Kim Jong Il 'in northern Chinese city'
North Korea's reclusive leader, Kim Jong Il, reportedly arrived today in an industrial city in northeastern China on the second day of a mysterious trip to his country's most important ally.
South Korea's Yonhap News agency said Kim arrived in Changchun by train early in the day and was shuttled by motorcade to the same state guesthouse where he had met with Chinese President Hu Jintao during a visit to the city in August.
A motorcade later left the guesthouse, known as the Nanhu Hotel, around 2pm and headed toward the city's train station, but reporters were being barred from shooting pictures in the vicinity.
Kim hasn't made any public appearances during his reported visit, although Japanese public broadcaster NHK obtained footage appearing to show Kim leaving his hotel in the northeastern Chinese city of Mudanjiang last night before departing for Changchun.
As always with Kim's overseas visits, his activities are shrouded in secrecy, and it wasn't known who he was meeting or the makeup of his entourage. South Korean media had initially speculated that Kim's son and heir apparent, Kim Jong Un, was either making a trip to China solo or accompanying his father.

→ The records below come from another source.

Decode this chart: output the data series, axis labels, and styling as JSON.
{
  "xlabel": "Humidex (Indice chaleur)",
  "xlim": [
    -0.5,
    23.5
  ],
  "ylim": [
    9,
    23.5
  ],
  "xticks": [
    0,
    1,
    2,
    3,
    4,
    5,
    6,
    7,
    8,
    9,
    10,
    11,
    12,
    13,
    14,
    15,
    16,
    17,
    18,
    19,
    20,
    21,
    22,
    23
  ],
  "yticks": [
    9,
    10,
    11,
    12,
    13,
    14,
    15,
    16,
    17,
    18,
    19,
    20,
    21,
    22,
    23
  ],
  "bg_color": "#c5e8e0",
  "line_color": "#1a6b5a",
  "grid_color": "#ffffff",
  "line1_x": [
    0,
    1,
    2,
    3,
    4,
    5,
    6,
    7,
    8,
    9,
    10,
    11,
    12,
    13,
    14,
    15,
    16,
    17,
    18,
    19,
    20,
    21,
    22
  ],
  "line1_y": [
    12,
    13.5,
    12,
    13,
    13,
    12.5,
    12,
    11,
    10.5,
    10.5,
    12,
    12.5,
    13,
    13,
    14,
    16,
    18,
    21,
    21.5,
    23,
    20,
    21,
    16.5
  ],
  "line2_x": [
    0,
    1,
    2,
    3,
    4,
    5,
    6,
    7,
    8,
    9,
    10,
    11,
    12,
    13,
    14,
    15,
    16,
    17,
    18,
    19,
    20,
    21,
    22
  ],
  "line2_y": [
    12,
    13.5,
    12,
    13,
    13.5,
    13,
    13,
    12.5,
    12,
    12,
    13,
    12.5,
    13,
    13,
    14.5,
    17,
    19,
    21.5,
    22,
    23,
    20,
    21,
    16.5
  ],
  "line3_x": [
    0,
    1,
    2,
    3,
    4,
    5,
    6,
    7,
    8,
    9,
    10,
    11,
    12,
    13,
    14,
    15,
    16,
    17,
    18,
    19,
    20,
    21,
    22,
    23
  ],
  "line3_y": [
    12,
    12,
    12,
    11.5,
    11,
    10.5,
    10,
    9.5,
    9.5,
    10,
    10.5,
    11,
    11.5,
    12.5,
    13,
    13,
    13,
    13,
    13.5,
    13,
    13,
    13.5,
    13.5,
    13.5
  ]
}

The elder Kim, 69, who himself inherited power from his father, reportedly suffered a stroke in 2008. He appears to have recovered and has resumed his steady round of visits to factories and farms around North Korea.
The trip would be Kim's third in just over a year to his country's main diplomatic supporter and chief source of food and fuel assistance, and comes as North Korea struggles to feed its population and faces increasing pressure from the international community to end its nuclear weapons program. Kim's visits to China are widely seen as a strategy to shore up support for his isolated hardline communist regime and procure additional help for the moribund economy.
China and Pyongyang are also seeking a restart of six-nation talks on ending North Korea's nuclear programs in return for economic aid and other incentives. Fellow participants South Korea and the US say the North must first exhibit sincerity toward its nuclear disarmament before the talks can resume.
North Korean state media did not mention any state visit to China, and China's government and state media stayed mum. In the past, China has confirmed such visits only after they're finished. Kim Jong Il visited China in May and August of last year.
In Washington, State Department spokesman Mark Toner said he had no information on any North Korean officials visiting China, but said US officials would be visiting the North from Tuesday to Saturday to meet with their counterparts in Pyongyang and evaluate the country's food needs.
The delegation including food security experts, was being led by Robert King, the special envoy for North Korean human rights issues, and Agency for International Development Deputy Assistant Administrator for the Office of Foreign Disaster Assistance Jon Brause.
North Korea appealed for aid in January. A UN assessment completed in March said a quarter of the population need emergency help after bad weather hit crops.
The US, like other international donors, distrusts the secretive North Korean government, which has pursued illicit nuclear weapons and missile programs despite its chronic food shortages.